(Dan Tri) - L'ancien ambassadeur Ted Osius a estimé qu'il n'y avait aucune raison de croire que les relations entre le Vietnam et les États-Unis avaient des limites. Les deux pays bénéficient du solide partenariat et de l’amitié que nous avons créés.
"Je suis très heureux", a déclaré M. Ted Osius, ancien ambassadeur des États-Unis au Vietnam, lorsqu'il a appris que le président américain Joe Biden se rendrait au Vietnam les 10 et 11 septembre. « Cette visite démontre l'engagement des hauts dirigeants des deux pays et marquera une nouvelle étape historique dans les relations entre le Vietnam et les États-Unis. »
Au cours de ses trois années en tant qu’ambassadeur des États-Unis au Vietnam (2014-2017), M. Osius a été témoin de quatre visites consécutives de haut niveau entre les dirigeants des deux pays. Parmi eux, le voyage le plus impressionnant pour l'ancien ambassadeur a eu lieu lorsque le secrétaire général Nguyen Phu Trong s'est rendu aux États-Unis en 2015 à l'invitation de l'administration du président Barack Obama.
"Après la visite du Secrétaire général à Washington, les relations bilatérales se sont améliorées dans tous les aspects : sécurité, éducation, commerce et investissement...", a déclaré M. Osius, ajoutant qu'il s'attendait à ce que la prochaine visite soit un coup de pouce similaire.
S'adressant à Dan Tri à l'occasion de la visite du président Biden, M. Osius a raconté ses souvenirs de la visite du secrétaire général aux États-Unis, tout en partageant ses espoirs pour les relations entre le Vietnam et les États-Unis et ce qu'il considère comme la clé du travail diplomatique.
Le secrétaire général Nguyen Phu Trong et le président Barack Obama à la Maison Blanche en juillet 2015 (Photo : AFP).
Au-delà du système
Monsieur, quelle est l’importance de la prochaine visite du président américain Joe Biden au Vietnam les 10 et 11 septembre pour les relations bilatérales entre le Vietnam et les États-Unis ?
- Cette visite revêt une grande importance car elle démontre l’engagement des hauts dirigeants des deux pays et peut également créer un nouvel élan aux relations bilatérales.
Au cours de sa visite, le président Biden rencontrera le secrétaire général Nguyen Phu Trong et d’autres dirigeants vietnamiens pour discuter des moyens d’approfondir les liens dans divers domaines.

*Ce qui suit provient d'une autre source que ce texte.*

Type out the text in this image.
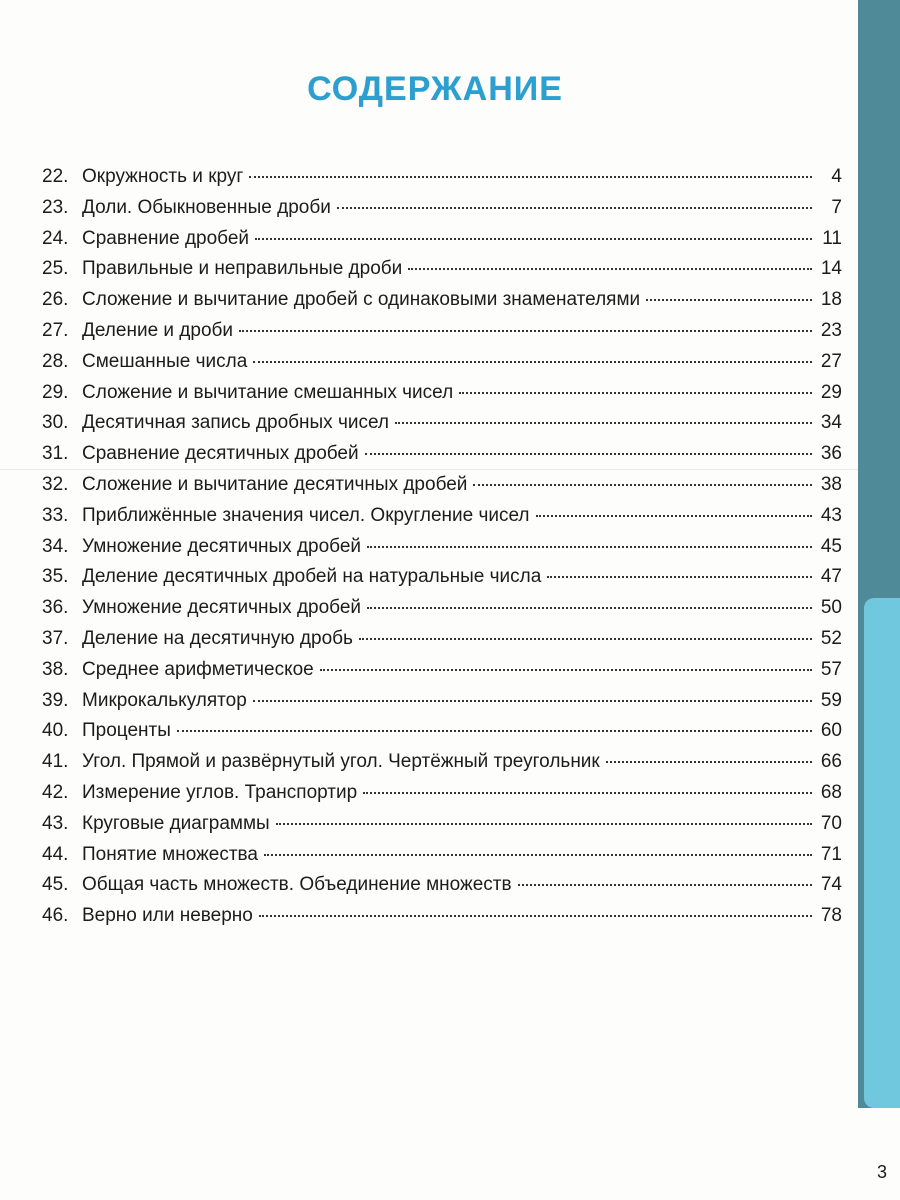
СОДЕРЖАНИЕ
22. Окружность и круг	4
23. Доли. Обыкновенные дроби	7
24. Сравнение дробей	11
25. Правильные и неправильные дроби	14
26. Сложение и вычитание дробей с одинаковыми знаменателями	18
27. Деление и дроби	23
28. Смешанные числа	27
29. Сложение и вычитание смешанных чисел	29
30. Десятичная запись дробных чисел	34
31. Сравнение десятичных дробей	36
32. Сложение и вычитание десятичных дробей	38
33. Приближённые значения чисел. Округление чисел	43
34. Умножение десятичных дробей	45
35. Деление десятичных дробей на натуральные числа	47
36. Умножение десятичных дробей	50
37. Деление на десятичную дробь	52
38. Среднее арифметическое	57
39. Микрокалькулятор	59
40. Проценты	60
41. Угол. Прямой и развёрнутый угол. Чертёжный треугольник	66
42. Измерение углов. Транспортир	68
43. Круговые диаграммы	70
44. Понятие множества	71
45. Общая часть множеств. Объединение множеств	74
46. Верно или неверно	78
3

Ce n’est pas la première fois que les deux dirigeants se rencontrent. M. Biden a organisé un déjeuner après que le secrétaire général Nguyen Phu Trong ait eu des entretiens avec le président Barack Obama dans le bureau ovale, dans le cadre de la visite du secrétaire général aux États-Unis en 2015.
En y repensant, je me rends compte que cette rencontre dans le Bureau ovale a changé l’histoire. Ce fut le moment le plus important de mon mandat d’ambassadeur et peut-être le moment le plus important des dix années de partenariat global entre les deux pays.
Après la visite du Secrétaire général à Washington, les relations bilatérales se sont améliorées dans tous les domaines : sécurité, éducation, relations commerciales et économiques, investissement, réponse au changement climatique et énergie. La coopération médicale, déjà forte, a été encore accélérée.
Grâce à cette visite, nous pouvons continuer ce que nous avons fait au cours des 10 dernières années. Je pense qu’après la visite du président Biden, nous pourrons faire des choses que nous ne pouvions pas faire auparavant. Cette visite marquera une nouvelle étape historique dans les relations entre le Vietnam et les États-Unis.
Il a déclaré que la visite du secrétaire général Nguyen Phu Trong aux États-Unis en 2015 était une étape historique dans les relations entre le Vietnam et les États-Unis. En tant que l’une des personnalités ayant contribué à promouvoir la visite, à quelles difficultés avez-vous été confronté ?
- La plus grande difficulté est que les systèmes politiques du Vietnam et des États-Unis ne sont pas les mêmes. Certains membres de l'équipe du président Obama estiment qu'il est sans précédent que les États-Unis accueillent le chef d'un parti politique dans le Bureau ovale.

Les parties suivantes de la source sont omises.